Sam maintained his cricket involvement through the Hobart veterans' competition, playing occasional weekend matches with the declining athleticism and increasing tactical awareness that characterised sportsmen who refused to acknowledge that their bodies had renegotiated the terms of engagement. He walked the trails around kunanyi/Mount Wellington on Sunday mornings when the weather and his schedule permitted, usually alone, using the physical effort and the silence to process whatever the preceding week had deposited. He read widely — history, biography, the occasional crime novel that Catherine left on his bedside table with a raised eyebrow and a suggestion that he might find the procedural errors entertaining.
Those who worked with Superintendent Samuel Woolley in the years following 2018 encountered a man whose competence was unquestioned and whose motivations were not always transparent.
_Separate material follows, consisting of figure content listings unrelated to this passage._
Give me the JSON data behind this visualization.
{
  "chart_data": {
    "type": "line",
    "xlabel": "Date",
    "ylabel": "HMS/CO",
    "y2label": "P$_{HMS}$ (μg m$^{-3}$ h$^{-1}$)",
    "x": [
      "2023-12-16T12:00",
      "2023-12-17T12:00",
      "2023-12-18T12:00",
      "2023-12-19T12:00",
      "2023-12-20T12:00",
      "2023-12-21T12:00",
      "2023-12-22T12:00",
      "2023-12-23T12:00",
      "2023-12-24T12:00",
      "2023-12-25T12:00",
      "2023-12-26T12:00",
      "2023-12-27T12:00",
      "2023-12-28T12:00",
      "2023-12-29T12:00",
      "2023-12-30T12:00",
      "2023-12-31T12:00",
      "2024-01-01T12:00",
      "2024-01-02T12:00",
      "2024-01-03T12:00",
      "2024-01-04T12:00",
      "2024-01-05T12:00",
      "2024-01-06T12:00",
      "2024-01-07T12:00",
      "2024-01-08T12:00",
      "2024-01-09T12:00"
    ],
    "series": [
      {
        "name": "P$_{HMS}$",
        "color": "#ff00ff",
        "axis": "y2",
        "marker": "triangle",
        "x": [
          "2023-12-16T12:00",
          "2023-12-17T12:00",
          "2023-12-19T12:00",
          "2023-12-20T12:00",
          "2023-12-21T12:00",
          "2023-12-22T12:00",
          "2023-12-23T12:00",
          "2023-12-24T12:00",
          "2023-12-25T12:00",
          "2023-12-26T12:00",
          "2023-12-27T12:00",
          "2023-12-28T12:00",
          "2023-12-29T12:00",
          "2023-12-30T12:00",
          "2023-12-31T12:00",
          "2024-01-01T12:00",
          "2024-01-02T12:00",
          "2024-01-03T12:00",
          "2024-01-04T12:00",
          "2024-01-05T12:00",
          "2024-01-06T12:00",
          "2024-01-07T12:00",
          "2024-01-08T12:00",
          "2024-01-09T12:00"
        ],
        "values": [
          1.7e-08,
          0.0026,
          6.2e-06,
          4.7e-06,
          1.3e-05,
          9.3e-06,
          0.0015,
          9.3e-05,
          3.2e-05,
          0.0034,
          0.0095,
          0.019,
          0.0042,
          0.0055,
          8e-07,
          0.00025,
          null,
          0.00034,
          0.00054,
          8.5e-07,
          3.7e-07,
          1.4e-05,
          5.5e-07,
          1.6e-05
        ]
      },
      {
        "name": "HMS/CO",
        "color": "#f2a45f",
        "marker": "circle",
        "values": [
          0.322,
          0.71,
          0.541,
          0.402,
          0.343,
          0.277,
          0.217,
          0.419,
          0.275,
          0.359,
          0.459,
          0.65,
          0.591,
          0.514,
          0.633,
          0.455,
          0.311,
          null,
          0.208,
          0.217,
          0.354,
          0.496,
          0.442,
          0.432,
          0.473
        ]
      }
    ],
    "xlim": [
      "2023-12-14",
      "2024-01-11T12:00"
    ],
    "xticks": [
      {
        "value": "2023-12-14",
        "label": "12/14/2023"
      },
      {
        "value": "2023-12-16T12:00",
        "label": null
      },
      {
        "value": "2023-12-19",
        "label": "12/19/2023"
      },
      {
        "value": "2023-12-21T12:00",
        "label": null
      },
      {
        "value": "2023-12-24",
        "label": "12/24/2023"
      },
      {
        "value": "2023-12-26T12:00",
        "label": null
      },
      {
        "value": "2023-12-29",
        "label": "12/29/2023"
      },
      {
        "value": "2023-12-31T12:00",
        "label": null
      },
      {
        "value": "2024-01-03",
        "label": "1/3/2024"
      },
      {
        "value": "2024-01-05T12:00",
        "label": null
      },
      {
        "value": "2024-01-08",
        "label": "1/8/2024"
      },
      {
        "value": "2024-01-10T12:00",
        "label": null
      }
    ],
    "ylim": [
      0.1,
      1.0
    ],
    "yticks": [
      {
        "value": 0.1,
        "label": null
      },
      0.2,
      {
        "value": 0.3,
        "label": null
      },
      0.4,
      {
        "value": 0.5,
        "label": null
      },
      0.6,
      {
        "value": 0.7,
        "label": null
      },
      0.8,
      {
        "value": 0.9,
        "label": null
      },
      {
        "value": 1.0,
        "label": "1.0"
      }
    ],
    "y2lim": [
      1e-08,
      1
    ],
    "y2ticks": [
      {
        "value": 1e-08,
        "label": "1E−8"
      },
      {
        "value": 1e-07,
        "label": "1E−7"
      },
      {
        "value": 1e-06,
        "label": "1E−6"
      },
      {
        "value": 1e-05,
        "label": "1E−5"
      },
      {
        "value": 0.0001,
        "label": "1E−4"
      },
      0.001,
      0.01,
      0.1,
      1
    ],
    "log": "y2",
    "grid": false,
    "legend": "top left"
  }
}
He was respected for his judgment, trusted for his consistency, and regarded with the particular wariness that subordinates reserved for senior officers who understood the institution well enough to use it as both shield and instrument. The events of August 2018 remained the defining chapter of his career — not because they were the only significant work he had done, but because they had placed him at the centre of decisions whose full consequences were still unfolding, and whose full context remained, like so much else in the Woolley family tradition, a matter of institutional record that was not entirely available for public examination.